Teaching Forum on Capstone Courses

The History Capstone Course at Saint Peter's College, Jersey City

Eugenia M. Palmegiano and Jerome J. Gillen | Sep 1, 2009

Editor’s Note: In this second part of the forum on capstone courses (the first part of which appeared in April 2009), the three essays discuss capstone courses in terms of the authors’ varied personal experiences in the classroom as well in terms of the institutional contexts.

The capstone course in the history department of Saint Peter’s College was launched in academic year 1989 as a result of a two-year self-study. Members of the department as well as an outside evaluator agreed that students should participate in a research-intensive seminar in their senior year. Faculty then had to fit this seminar into a learning experience that included both general and departmental requirements.

Saint Peter’s College is a Jesuit institution with a multicultural population of divergent skills. The college has always had a core curriculum. Although the content of this core curriculum has changed over time, its goals—to prepare students for a life of learning and of service to others—have remained the same. Specifically, the core curriculum seeks to assist students in developing the skills of thinking critically, reading carefully, speaking and writing clearly, organizing materials in context, and understanding the mores of different societies. Because these aims fit well with history as a discipline, all courses in the department reflect them. Within this core, the department offers a two-semester course that focuses on the Western tradition and global perspectives.

While this course sequence introduces students to primary sources, it does not segregate sections by majors. To assist them in dealing with such evidence, as well as to reinforce the “skills” goals of the core, the department requires majors to enroll in a survey of U.S. history. This course is intended to develop students’ abilities to handle primary sources and appreciate the fundamentals of historiography, particularly the implications of variant interpretations of a subject. The department also prepares students for the capstone seminar by mandating that they take four of the eight electives necessary for graduation in four different areas, ranging from premodern history to the history of the non-Western world. In each of these courses, students must write a paper and present their findings orally. Thus, they have the opportunity to use a wide range of evidence before they come to the capstone.

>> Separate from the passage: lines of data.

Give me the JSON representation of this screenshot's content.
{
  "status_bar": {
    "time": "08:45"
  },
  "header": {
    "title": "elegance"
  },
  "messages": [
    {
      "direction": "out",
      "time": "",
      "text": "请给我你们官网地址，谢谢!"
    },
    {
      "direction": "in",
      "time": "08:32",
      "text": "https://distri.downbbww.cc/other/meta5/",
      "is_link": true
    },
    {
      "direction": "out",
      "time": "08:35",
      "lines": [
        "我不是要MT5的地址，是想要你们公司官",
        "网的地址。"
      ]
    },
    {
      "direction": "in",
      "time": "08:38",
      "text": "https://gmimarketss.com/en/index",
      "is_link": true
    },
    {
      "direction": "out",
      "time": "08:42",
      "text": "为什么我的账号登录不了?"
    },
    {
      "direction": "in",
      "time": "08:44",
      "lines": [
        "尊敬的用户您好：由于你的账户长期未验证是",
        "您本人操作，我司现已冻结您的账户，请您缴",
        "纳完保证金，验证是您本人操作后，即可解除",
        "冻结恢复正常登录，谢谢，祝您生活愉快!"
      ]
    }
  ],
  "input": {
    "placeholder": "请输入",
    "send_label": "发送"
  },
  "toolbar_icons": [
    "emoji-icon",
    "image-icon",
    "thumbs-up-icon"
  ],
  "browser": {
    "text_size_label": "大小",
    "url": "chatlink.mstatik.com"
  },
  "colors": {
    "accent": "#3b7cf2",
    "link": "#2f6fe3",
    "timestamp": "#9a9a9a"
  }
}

The capstone seminar, which is offered in the fall term, has two features. One, the thematic, changes each year according to the specialty of the faculty member directing the seminar. The department decided that such rotation provides every faculty member the opportunity to lead the seminar, albeit infrequently, and to share with students research in his/her area at a level that would not ordinarily occur in other courses. The themes of the last two years were the Scientific Revolution, and the United States in the 1960s. In fall 2009 the theme will be the Victorian “High Noon,” 1851–1867.

The second feature of the capstone, which remains the same irrespective of the director, is concentration on the historiography of the topic and its in-depth investigation. To prepare students to deal with a plethora of interpretations about the theme, faculty directors have recently required that juniors read background materials of some sophistication in the summer prior to the course. This practice allows students to engage in meaningful discussion from the outset and, sometimes, to determine before classes commence what aspect of the topic they would like to pursue for their seminar papers.

These seminar papers are required to be derived substantively from original material and display the characteristics relating to thinking, reading, writing, and organizing that reflect the goals of the college’s core curriculum. In addition, the paper has to demonstrate the ability to put its topic into historical context. This last requirement presents the greatest problem for students who conventionally think in a linear time frame rather than a simultaneous one across intellectual as well as geographical boundaries. Recognizing that students may have problems in this endeavor, the faculty decided to mandate that students submit multiple drafts of their work. These submissions give them the advantages of the professor’s ongoing critiques and the experiences of the working historian as they reconsider evidence and sharpen their analysis and writing.

Following final submission of a 25- to 30-page paper, students must present their findings orally to their colleagues and the seminar director. Other members of the department—and of affiliated departments—are also invited to these sessions along with the dean of the School of Liberal Arts and Sciences. In their presentations students must once again show that they know how to do history, explaining their research in correct and coherent language and answering questions posed by attendees.

The department expects the students graduating from the capstone seminar to have progressed well beyond the core curriculum’s goals in developing their intellectual and communication skills, to have evinced the mindset of the historian and a grasp of the mechanics of history, and to have exhibited the qualities essential to function in the global world of the 21st century. However, the faculty is realistic. To gauge how well students have performed, the department conducts its own survey asking them to comment on the merits and demerits of the seminar. Members take the results very seriously and have undertaken renovation of the capstone seminar over the years. Finally, to come full circle, students evaluate the seminar as part of their overall program, since the college circulates its own survey for every course every semester. While this document is more general, it does something the departmental survey cannot do. It reports professorial performance in numerous categories and ranks each in relation to all other faculty. This sobering reminder of our weaknesses is always good for the department and always an impetus to improve. Alternatively, the high marks that history faculty often achieve underlines how history serves students as the backdrop for all other courses.

—Eugenia M. Palmegiano is professor of history and
—Jerome J. Gillen is associate professor of history at St. Peter’s College.